Arthur Duckham became a trainee gas engineer, while also taking evening classes at King's College, London, and was appointed assistant superintendent of a London gasworks. Along with Harold Woodall he formed a company, Woodall-Duckham, which developed the continuous vertical retort for manufacturing gas from coal.

He married Maud Peppercorn, daughter of Arthur Douglas Peppercorn, and they had three children.

During the First World War he was involved in the supply of coal-derived chemicals for use in the manufacture of explosives, becoming Deputy Controller of Munitions Supply in 1915. He performed a number of other executive and advisor roles, notably Chairman of the Advisory Committee, Ministry of Munitions, which resulted in his being knighted with the Order of the Bath (KCB). He was eventually Director of Aircraft Production. He also received the Légion d'honneur (Cross of Officer).
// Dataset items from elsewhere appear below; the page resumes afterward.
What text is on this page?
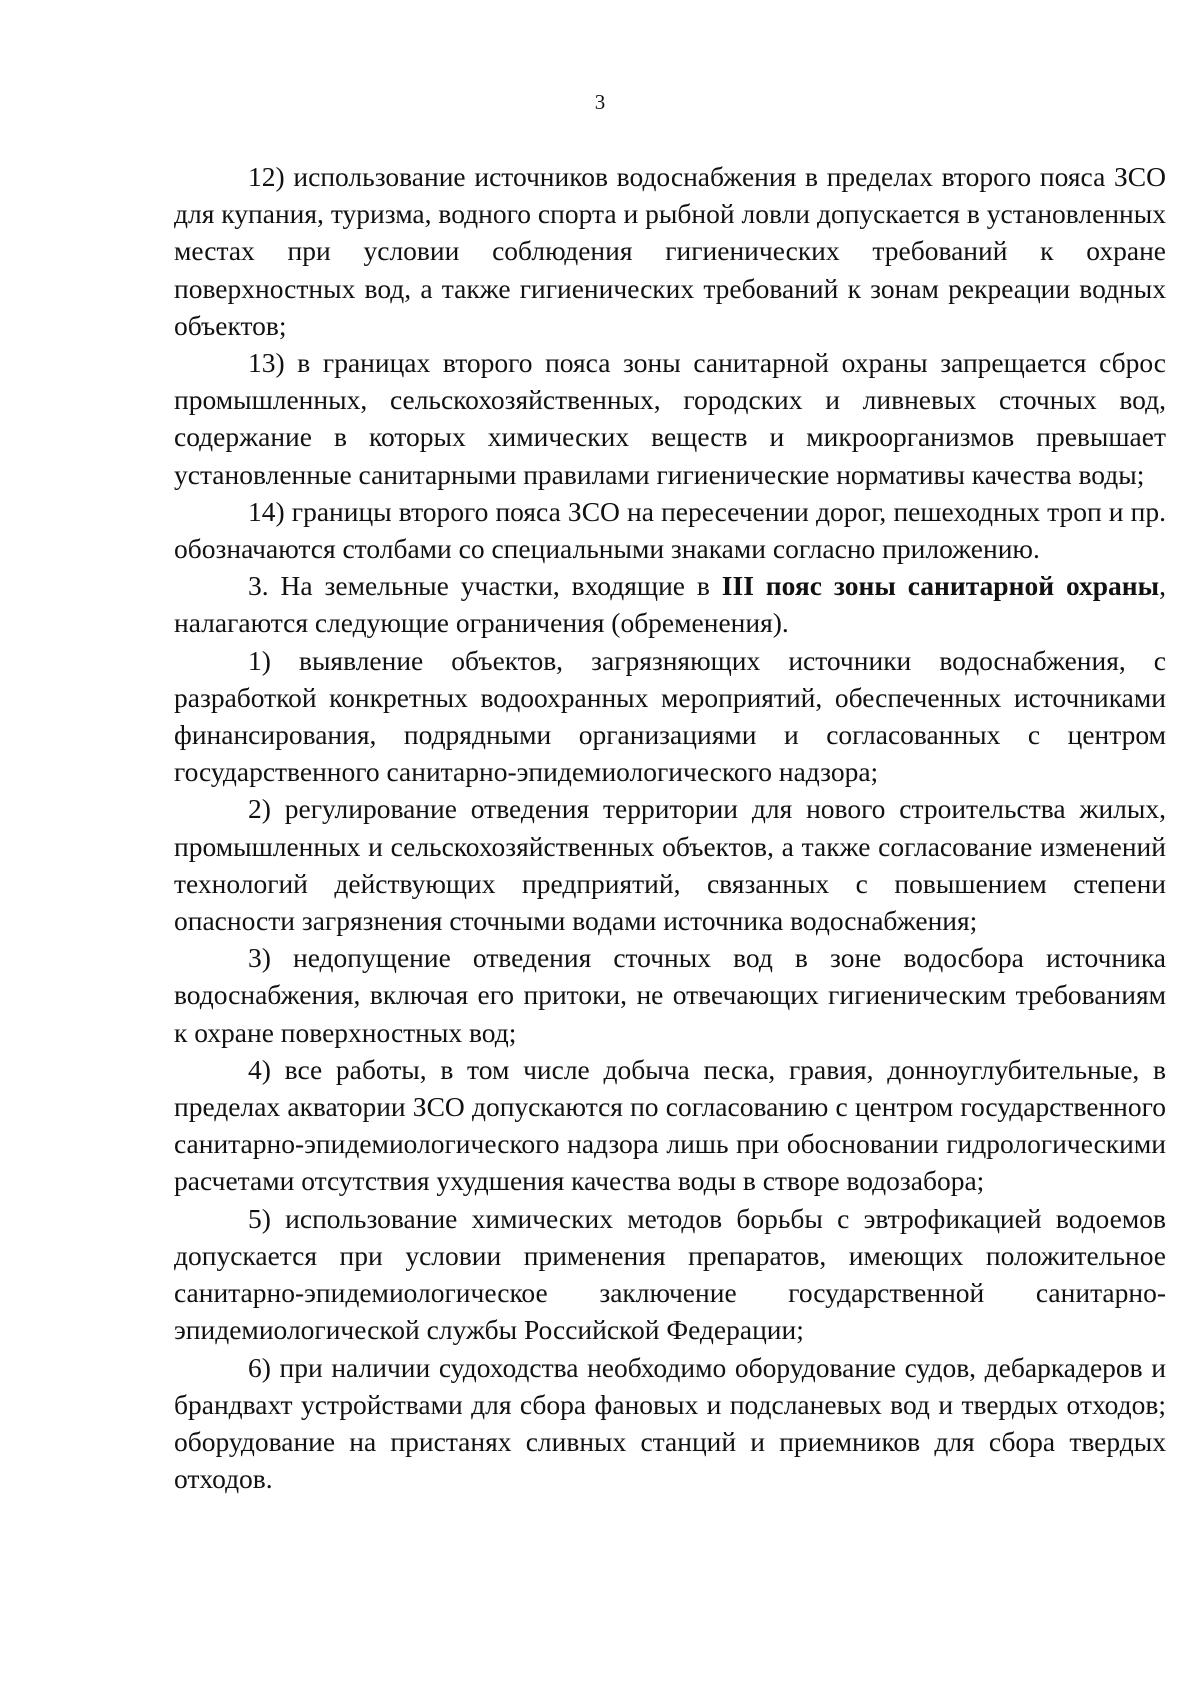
3

12) использование источников водоснабжения в пределах второго пояса ЗСО для купания, туризма, водного спорта и рыбной ловли допускается в установленных местах при условии соблюдения гигиенических требований к охране поверхностных вод, а также гигиенических требований к зонам рекреации водных объектов;

13) в границах второго пояса зоны санитарной охраны запрещается сброс промышленных, сельскохозяйственных, городских и ливневых сточных вод, содержание в которых химических веществ и микроорганизмов превышает установленные санитарными правилами гигиенические нормативы качества воды;

14) границы второго пояса ЗСО на пересечении дорог, пешеходных троп и пр. обозначаются столбами со специальными знаками согласно приложению.

3. На земельные участки, входящие в III пояс зоны санитарной охраны, налагаются следующие ограничения (обременения).

1) выявление объектов, загрязняющих источники водоснабжения, с разработкой конкретных водоохранных мероприятий, обеспеченных источниками финансирования, подрядными организациями и согласованных с центром государственного санитарно-эпидемиологического надзора;

2) регулирование отведения территории для нового строительства жилых, промышленных и сельскохозяйственных объектов, а также согласование изменений технологий действующих предприятий, связанных с повышением степени опасности загрязнения сточными водами источника водоснабжения;

3) недопущение отведения сточных вод в зоне водосбора источника водоснабжения, включая его притоки, не отвечающих гигиеническим требованиям к охране поверхностных вод;

4) все работы, в том числе добыча песка, гравия, донноуглубительные, в пределах акватории ЗСО допускаются по согласованию с центром государственного санитарно-эпидемиологического надзора лишь при обосновании гидрологическими расчетами отсутствия ухудшения качества воды в створе водозабора;

5) использование химических методов борьбы с эвтрофикацией водоемов допускается при условии применения препаратов, имеющих положительное санитарно-эпидемиологическое заключение государственной санитарно-эпидемиологической службы Российской Федерации;

6) при наличии судоходства необходимо оборудование судов, дебаркадеров и брандвахт устройствами для сбора фановых и подсланевых вод и твердых отходов; оборудование на пристанях сливных станций и приемников для сбора твердых отходов.
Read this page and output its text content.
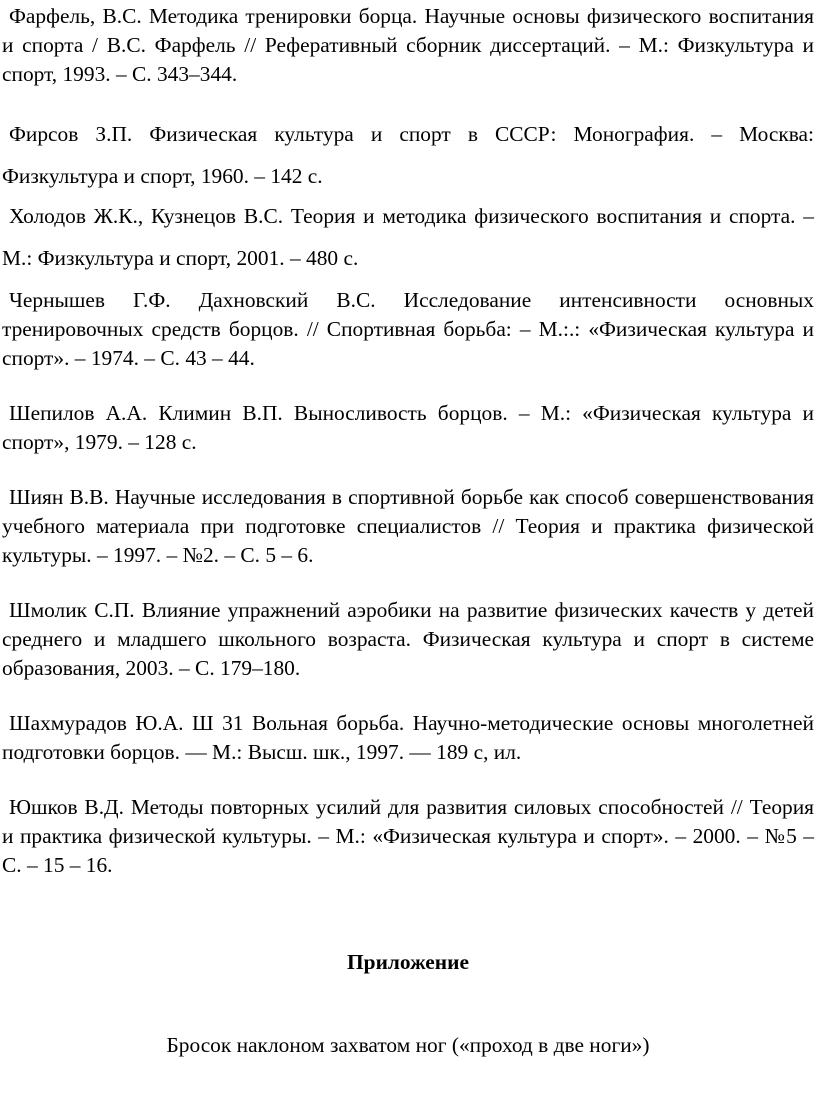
Фарфель, В.С. Методика тренировки борца. Научные основы физического воспитания и спорта / В.С. Фарфель // Реферативный сборник диссертаций. – М.: Физкультура и спорт, 1993. – С. 343–344.

Фирсов З.П. Физическая культура и спорт в СССР: Монография. – Москва: Физкультура и спорт, 1960. – 142 с.

Холодов Ж.К., Кузнецов В.С. Теория и методика физического воспитания и спорта. – М.: Физкультура и спорт, 2001. – 480 с.

Чернышев Г.Ф. Дахновский В.С. Исследование интенсивности основных тренировочных средств борцов. // Спортивная борьба: – М.:.: «Физическая культура и спорт». – 1974. – С. 43 – 44.

Шепилов А.А. Климин В.П. Выносливость борцов. – М.: «Физическая культура и спорт», 1979. – 128 с.

Шиян В.В. Научные исследования в спортивной борьбе как способ совершенствования учебного материала при подготовке специалистов // Теория и практика физической культуры. – 1997. – №2. – С. 5 – 6.

Шмолик С.П. Влияние упражнений аэробики на развитие физических качеств у детей среднего и младшего школьного возраста. Физическая культура и спорт в системе образования, 2003. – С. 179–180.

Шахмурадов Ю.А. Ш 31 Вольная борьба. Научно-методические основы многолетней подготовки борцов. — М.: Высш. шк., 1997. — 189 с, ил.

Юшков В.Д. Методы повторных усилий для развития силовых способностей // Теория и практика физической культуры. – М.: «Физическая культура и спорт». – 2000. – №5 – С. – 15 – 16.

Приложение

Бросок наклоном захватом ног («проход в две ноги»)
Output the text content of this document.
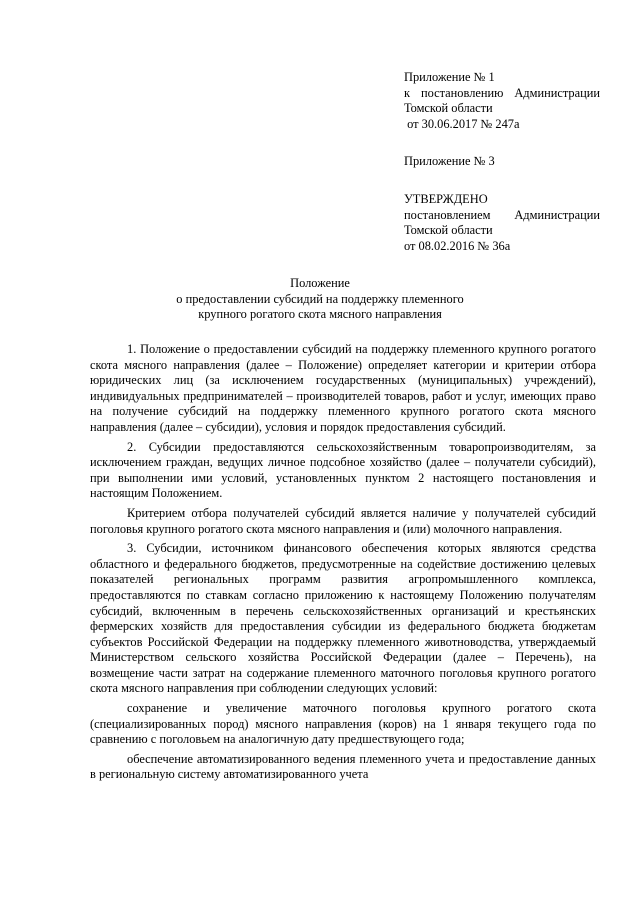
Приложение № 1
к постановлению Администрации
Томской области
от 30.06.2017 № 247а
Приложение № 3
УТВЕРЖДЕНО
постановлением Администрации
Томской области
от 08.02.2016 № 36а
Положение
о предоставлении субсидий на поддержку племенного
крупного рогатого скота мясного направления

1. Положение о предоставлении субсидий на поддержку племенного крупного рогатого скота мясного направления (далее – Положение) определяет категории и критерии отбора юридических лиц (за исключением государственных (муниципальных) учреждений), индивидуальных предпринимателей – производителей товаров, работ и услуг, имеющих право на получение субсидий на поддержку племенного крупного рогатого скота мясного направления (далее – субсидии), условия и порядок предоставления субсидий.

2. Субсидии предоставляются сельскохозяйственным товаропроизводителям, за исключением граждан, ведущих личное подсобное хозяйство (далее – получатели субсидий), при выполнении ими условий, установленных пунктом 2 настоящего постановления и настоящим Положением.

Критерием отбора получателей субсидий является наличие у получателей субсидий поголовья крупного рогатого скота мясного направления и (или) молочного направления.

3. Субсидии, источником финансового обеспечения которых являются средства областного и федерального бюджетов, предусмотренные на содействие достижению целевых показателей региональных программ развития агропромышленного комплекса, предоставляются по ставкам согласно приложению к настоящему Положению получателям субсидий, включенным в перечень сельскохозяйственных организаций и крестьянских фермерских хозяйств для предоставления субсидии из федерального бюджета бюджетам субъектов Российской Федерации на поддержку племенного животноводства, утверждаемый Министерством сельского хозяйства Российской Федерации (далее – Перечень), на возмещение части затрат на содержание племенного маточного поголовья крупного рогатого скота мясного направления при соблюдении следующих условий:

сохранение и увеличение маточного поголовья крупного рогатого скота (специализированных пород) мясного направления (коров) на 1 января текущего года по сравнению с поголовьем на аналогичную дату предшествующего года;

обеспечение автоматизированного ведения племенного учета и предоставление данных в региональную систему автоматизированного учета
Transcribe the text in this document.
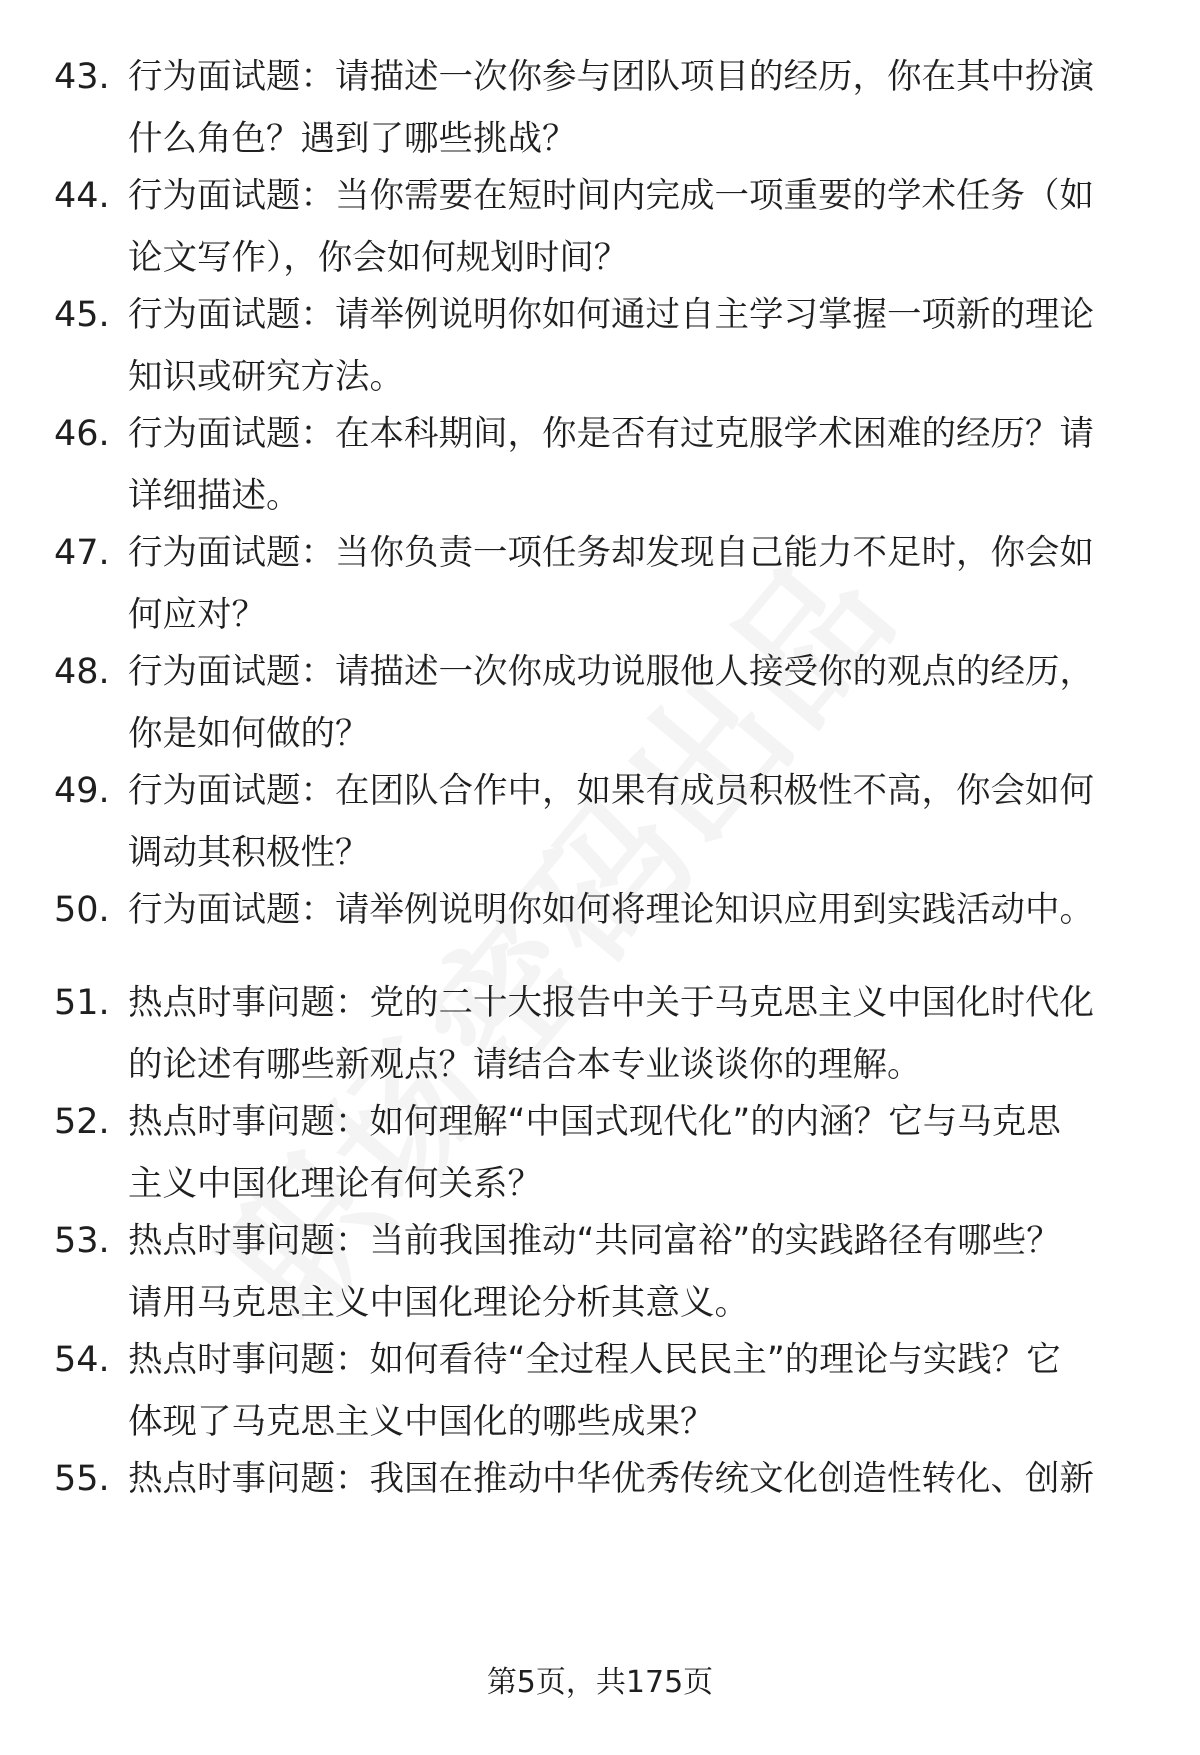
43. 行为面试题：请描述一次你参与团队项目的经历，你在其中扮演
什么角色？遇到了哪些挑战？
44. 行为面试题：当你需要在短时间内完成一项重要的学术任务（如
论文写作），你会如何规划时间？
45. 行为面试题：请举例说明你如何通过自主学习掌握一项新的理论
知识或研究方法。
46. 行为面试题：在本科期间，你是否有过克服学术困难的经历？请
详细描述。
47. 行为面试题：当你负责一项任务却发现自己能力不足时，你会如
何应对？
48. 行为面试题：请描述一次你成功说服他人接受你的观点的经历，
你是如何做的？
49. 行为面试题：在团队合作中，如果有成员积极性不高，你会如何
调动其积极性？
50. 行为面试题：请举例说明你如何将理论知识应用到实践活动中。
51. 热点时事问题：党的二十大报告中关于马克思主义中国化时代化
的论述有哪些新观点？请结合本专业谈谈你的理解。
52. 热点时事问题：如何理解“中国式现代化”的内涵？它与马克思
主义中国化理论有何关系？
53. 热点时事问题：当前我国推动“共同富裕”的实践路径有哪些？
请用马克思主义中国化理论分析其意义。
54. 热点时事问题：如何看待“全过程人民民主”的理论与实践？它
体现了马克思主义中国化的哪些成果？
55. 热点时事问题：我国在推动中华优秀传统文化创造性转化、创新
第5页，共175页
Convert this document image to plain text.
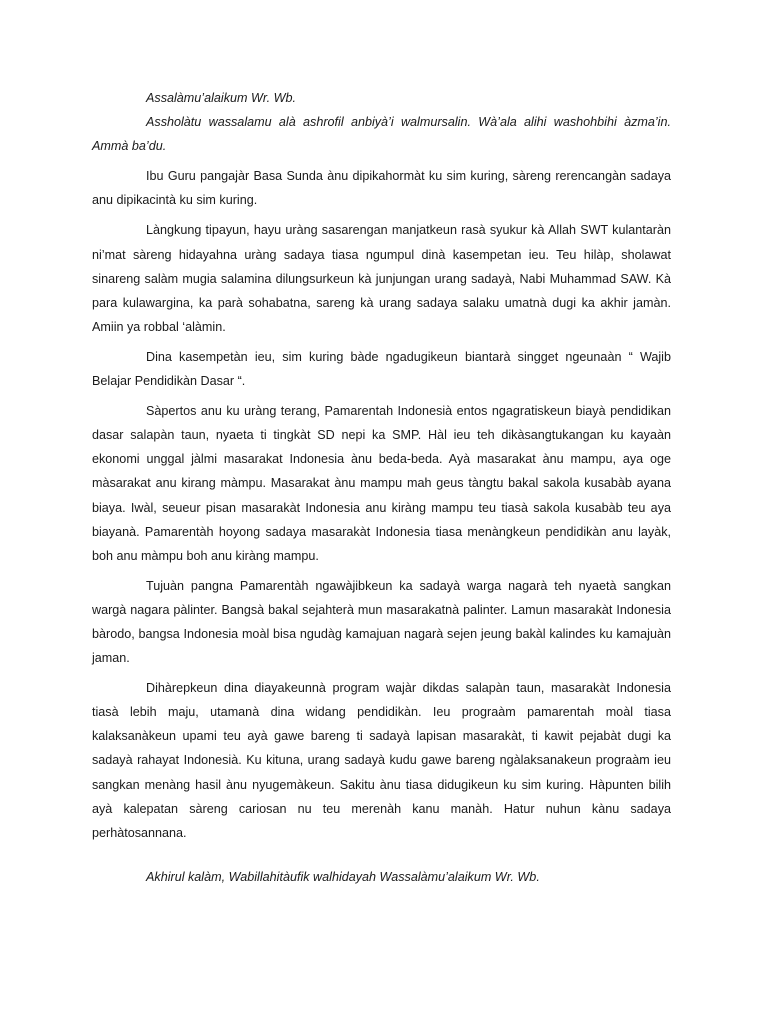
Assalàmu’alaikum Wr. Wb.

Assholàtu wassalamu alà ashrofil anbiyà’i walmursalin. Wà’ala alihi washohbihi àzma’in. Ammà ba’du.

Ibu Guru pangajàr Basa Sunda ànu dipikahormàt ku sim kuring, sàreng rerencangàn sadaya anu dipikacintà ku sim kuring.

Làngkung tipayun, hayu uràng sasarengan manjatkeun rasà syukur kà Allah SWT kulantaràn ni’mat sàreng hidayahna uràng sadaya tiasa ngumpul dinà kasempetan ieu. Teu hilàp, sholawat sinareng salàm mugia salamina dilungsurkeun kà junjungan urang sadayà, Nabi Muhammad SAW. Kà para kulawargina, ka parà sohabatna, sareng kà urang sadaya salaku umatnà dugi ka akhir jamàn. Amiin ya robbal ‘alàmin.

Dina kasempetàn ieu, sim kuring bàde ngadugikeun biantarà singget ngeunaàn “ Wajib Belajar Pendidikàn Dasar “.

Sàpertos anu ku uràng terang, Pamarentah Indonesià entos ngagratiskeun biayà pendidikan dasar salapàn taun, nyaeta ti tingkàt SD nepi ka SMP. Hàl ieu teh dikàsangtukangan ku kayaàn ekonomi unggal jàlmi masarakat Indonesia ànu beda-beda. Ayà masarakat ànu mampu, aya oge màsarakat anu kirang màmpu. Masarakat ànu mampu mah geus tàngtu bakal sakola kusabàb ayana biaya. Iwàl, seueur pisan masarakàt Indonesia anu kiràng mampu teu tiasà sakola kusabàb teu aya biayanà. Pamarentàh hoyong sadaya masarakàt Indonesia tiasa menàngkeun pendidikàn anu layàk, boh anu màmpu boh anu kiràng mampu.

Tujuàn pangna Pamarentàh ngawàjibkeun ka sadayà warga nagarà teh nyaetà sangkan wargà nagara pàlinter. Bangsà bakal sejahterà mun masarakatnà palinter. Lamun masarakàt Indonesia bàrodo, bangsa Indonesia moàl bisa ngudàg kamajuan nagarà sejen jeung bakàl kalindes ku kamajuàn jaman.

Dihàrepkeun dina diayakeunnà program wajàr dikdas salapàn taun, masarakàt Indonesia tiasà lebih maju, utamanà dina widang pendidikàn. Ieu prograàm pamarentah moàl tiasa kalaksanàkeun upami teu ayà gawe bareng ti sadayà lapisan masarakàt, ti kawit pejabàt dugi ka sadayà rahayat Indonesià. Ku kituna, urang sadayà kudu gawe bareng ngàlaksanakeun prograàm ieu sangkan menàng hasil ànu nyugemàkeun. Sakitu ànu tiasa didugikeun ku sim kuring. Hàpunten bilih ayà kalepatan sàreng cariosan nu teu merenàh kanu manàh. Hatur nuhun kànu sadaya perhàtosannana.

Akhirul kalàm, Wabillahitàufik walhidayah Wassalàmu’alaikum Wr. Wb.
After the war his business flourished, expanding into other areas of chemical engineering. He joined the Institution of Civil Engineers (which then included all non-military engineers) in 1918, but chaired the committee which created the Institution of Chemical Engineers, and became its first president.

In 1928 he led a British trade mission to Australia, and following this received a further knighthood, GBE.

In Ashstead he offered land to the Girl Guide movement for a new headquarters and was president of the Leatherhead Bowling Club.

He died 14 February 1932 at Ashtead, Surrey.